How to make friends in a new city

For the average person, there probably isn’t a faster way to lose friends than the combination of new job and new city; after all, everyone has their own lives and concerns, and distance eliminates one of the chief ways of maintaining bonds: the ability to go out together. In fact, an Oxford University study shows that after the age of 25, people begin losing their old friends.

This is problematic for long-term health, as many medical studies tout the importance of friendships in regulating emotions, empathy, increasing self-esteem and assuaging a tendency towards depression and anxiety. In the following article, you’ll find several ways to make new friends after you get to your new city and career.

Take a Tour of The City
Every single city in America (and many abroad) has city tours scheduled during the daylight hours – these are excellent places at which to meet new people. They are so varied that you are certain to find one that suits your taste, and therefore the people there will be of a kindred spirit (potentially). You can find food tours, architecture tours, historical monuments, zoo tours etc. Get online and check out a website such as to find out dates, locations and times. You can also simply Google the city name with the search string “city name + tours” to find plenty of options.

City Events
During your long-distance move, you are likely to see convention centers and other places that host city events. Once you get your stuff inside your new home, and even before you’re unpacked – since this process can take several days – you can head out to events at which to make new friends. Don’t hesitate to ask anyone with whom you strike up a conversation at a city tour, whether or not they can recommend city events.

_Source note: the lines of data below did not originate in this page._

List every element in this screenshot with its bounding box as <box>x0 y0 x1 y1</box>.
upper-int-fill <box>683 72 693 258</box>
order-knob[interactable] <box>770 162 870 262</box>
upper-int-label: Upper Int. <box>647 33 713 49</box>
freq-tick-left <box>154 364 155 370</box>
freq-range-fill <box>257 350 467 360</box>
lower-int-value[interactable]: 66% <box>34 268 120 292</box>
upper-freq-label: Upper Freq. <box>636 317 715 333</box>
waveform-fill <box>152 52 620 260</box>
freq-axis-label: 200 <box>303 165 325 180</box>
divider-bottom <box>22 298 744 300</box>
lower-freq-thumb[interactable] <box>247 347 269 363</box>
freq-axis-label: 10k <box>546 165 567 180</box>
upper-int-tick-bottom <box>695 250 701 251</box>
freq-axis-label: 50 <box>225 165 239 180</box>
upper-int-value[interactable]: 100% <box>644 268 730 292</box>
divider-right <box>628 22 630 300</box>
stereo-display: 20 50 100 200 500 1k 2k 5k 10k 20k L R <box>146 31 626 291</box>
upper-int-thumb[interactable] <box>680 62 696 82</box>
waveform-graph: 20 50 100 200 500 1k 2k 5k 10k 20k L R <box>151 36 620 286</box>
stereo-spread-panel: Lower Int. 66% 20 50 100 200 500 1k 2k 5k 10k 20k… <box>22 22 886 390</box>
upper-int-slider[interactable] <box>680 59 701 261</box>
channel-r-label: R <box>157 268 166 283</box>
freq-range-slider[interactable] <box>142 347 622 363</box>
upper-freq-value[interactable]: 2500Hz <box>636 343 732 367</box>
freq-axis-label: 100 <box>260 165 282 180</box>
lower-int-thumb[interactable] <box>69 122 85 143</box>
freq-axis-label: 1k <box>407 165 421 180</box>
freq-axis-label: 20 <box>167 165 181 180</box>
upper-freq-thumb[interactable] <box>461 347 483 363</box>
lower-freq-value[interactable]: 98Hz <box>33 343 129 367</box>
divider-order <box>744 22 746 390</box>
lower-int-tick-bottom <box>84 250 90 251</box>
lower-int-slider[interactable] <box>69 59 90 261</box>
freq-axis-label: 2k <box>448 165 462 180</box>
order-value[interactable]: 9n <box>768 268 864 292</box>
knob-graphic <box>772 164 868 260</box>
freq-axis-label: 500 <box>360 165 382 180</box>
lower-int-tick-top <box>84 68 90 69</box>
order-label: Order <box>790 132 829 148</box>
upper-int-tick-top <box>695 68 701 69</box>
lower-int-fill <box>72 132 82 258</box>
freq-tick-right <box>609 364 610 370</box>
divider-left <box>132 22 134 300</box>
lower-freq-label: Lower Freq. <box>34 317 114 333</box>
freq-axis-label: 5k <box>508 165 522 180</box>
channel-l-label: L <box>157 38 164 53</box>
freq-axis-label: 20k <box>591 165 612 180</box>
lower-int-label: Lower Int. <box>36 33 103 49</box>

If you’re really extroverted (or trying to become moreso), then you can even start your own events in your new city. Start small with dinner at a restaurant and invite people to join. Seek out like-minded individuals using Eventbrite or Meetup online and help them organize an event. The options are virtually limitless.

Go To Bar Crawls
Although the world closed down for a bit due to the Covid pandemic, things are opening up again – which means that post-work bars are back on the itinerary as meeting places. You can go to a bar crawl with friends or alone; once there, make sure your body language suggests that you’re open to speaking with people. If you turn towards the bartender, then speak with him/her; they tend to be social butterflies and city information experts – on the social scene, at least.

Use Your Pre-Existing Network
Since you’re new in town, any such network probably revolves around work – but it’s also possible that you have extended family or a few online friends via your social networks. If they’re from that city, you’d be surprised just how useful their recommendations can be. Check your LinkedIn profile before you make your long-distance move. Perhaps even better, ask for recommendations from your Instagram network.

One Of The Best: Join a Fitness Center
This is one of the flat-out best places to meet new friends; additionally, joining a gym is an excellent idea for your own personal health. It’s a place where you can reliably find yourself going nearly every day during the week, which makes a good place to forge lasting bonds. If weights aren’t particularly your thing, then you can join yoga classes or cycling classes for the same effect.

Here’s a tip: first sign up for free trials at several gyms around town in order to vet them for atmosphere and functionality. Once you settle on one, consider making the yearly commitment, and then seek out FaceBook/Metaverse friends who attend the same fitness center. Before you know it, you could have several new friends from this venture alone.

Enroll In Enrichment Classes
This is yet another of our favorite ways to meet new friends in a city after a long-distance move. The possibilities are endless: after all, you may need help with class work, or get big project ideas and want to bring like-minded people in. Obviously, the class is a subject in which you are actually very interested, and that doesn’t require too much “study” time – if any. Consider art classes, business workshops, classes that may further you in your career, etc.

Hopefully you can find some benefit in these ideas, as they are the tip of the iceberg. With these under your belt, you should look forward to getting settled in your new city and, potentially, new life.